Before this week, I had never read any poetry by Ezra Pound. I noticed immediately that many of the poems are very short. "In a Station of the Metro," for example, is two lines. In the essay "Imagism," the second rule of imagistes is said to be "to use absolutely no word that did not contribute to the presentation." I think this rule helps explain why some of Pound's poems are so short. Obeying the second rule of imagistes will be harder the longer the poem is. This rule, however, does not seem to me a rule of imagistes alone, but of most poets from all eras. I don't think many poets could be found who would say that they try to use superfluous words. Just because a poem is longer than a few lines doesn't mean the poet is being long-winded. I think the vast majority of poets would say that they only use necessary words in their poetry. Of course it could also be said that words that seem superfluous do actually "contribute to the presentation." I have a hard time with letting Pound claim this rule as one of the imagistes only.
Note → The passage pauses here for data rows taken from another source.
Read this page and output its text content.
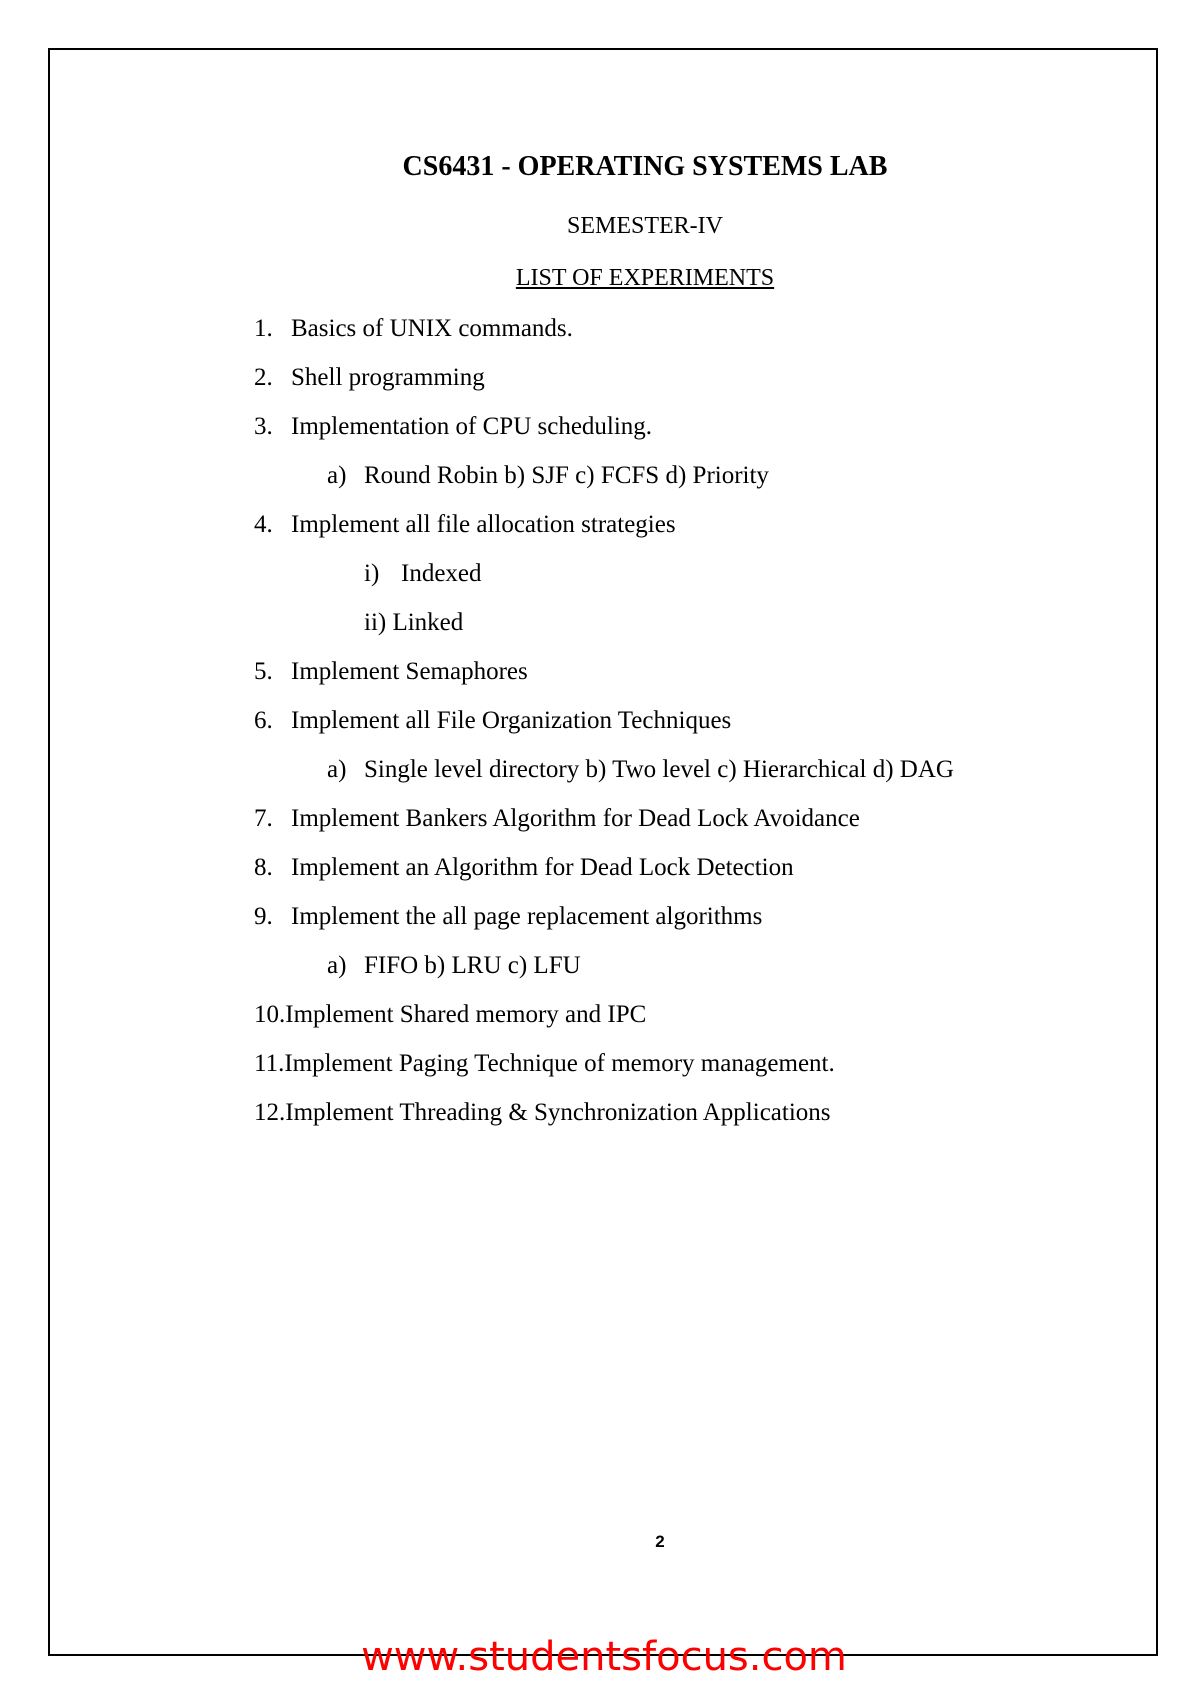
CS6431 - OPERATING SYSTEMS LAB
SEMESTER-IV
LIST OF EXPERIMENTS
1. Basics of UNIX commands.
2. Shell programming
3. Implementation of CPU scheduling.
a) Round Robin b) SJF c) FCFS d) Priority
4. Implement all file allocation strategies
i) Indexed
ii) Linked
5. Implement Semaphores
6. Implement all File Organization Techniques
a) Single level directory b) Two level c) Hierarchical d) DAG
7. Implement Bankers Algorithm for Dead Lock Avoidance
8. Implement an Algorithm for Dead Lock Detection
9. Implement the all page replacement algorithms
a) FIFO b) LRU c) LFU
10.Implement Shared memory and IPC
11.Implement Paging Technique of memory management.
12.Implement Threading & Synchronization Applications
2
www.studentsfocus.com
Besides it's length, "In a Station of the Metro" was a poem I read with interest because it is on the syllabus as one of the poems to read carefully. I thought it strange that I was supposed to pay attention to this poem. Truly, it initially struck me as the kind of poem that I tried to write in elementary school. Not that I ever wrote anything interesting, but the shortness of the poem and the pairing of two very different images was pretty much the basis of my poetry as a kid. I thought randomness made poems deep.

The title of this poem is very important as it places the reader in the metro station. While titles of poems and books are always important, this poem would be quite lost without it's title. The title lets us know that "the apparition of these faces in the crowd" takes place in the metro station, not the stadium or the shopping mall or any other crowded place. By placing the reader with the title, the poem lets the reader know that the first image of the poem, the "faces in the crowd," is something that belongs to the location of the speaker.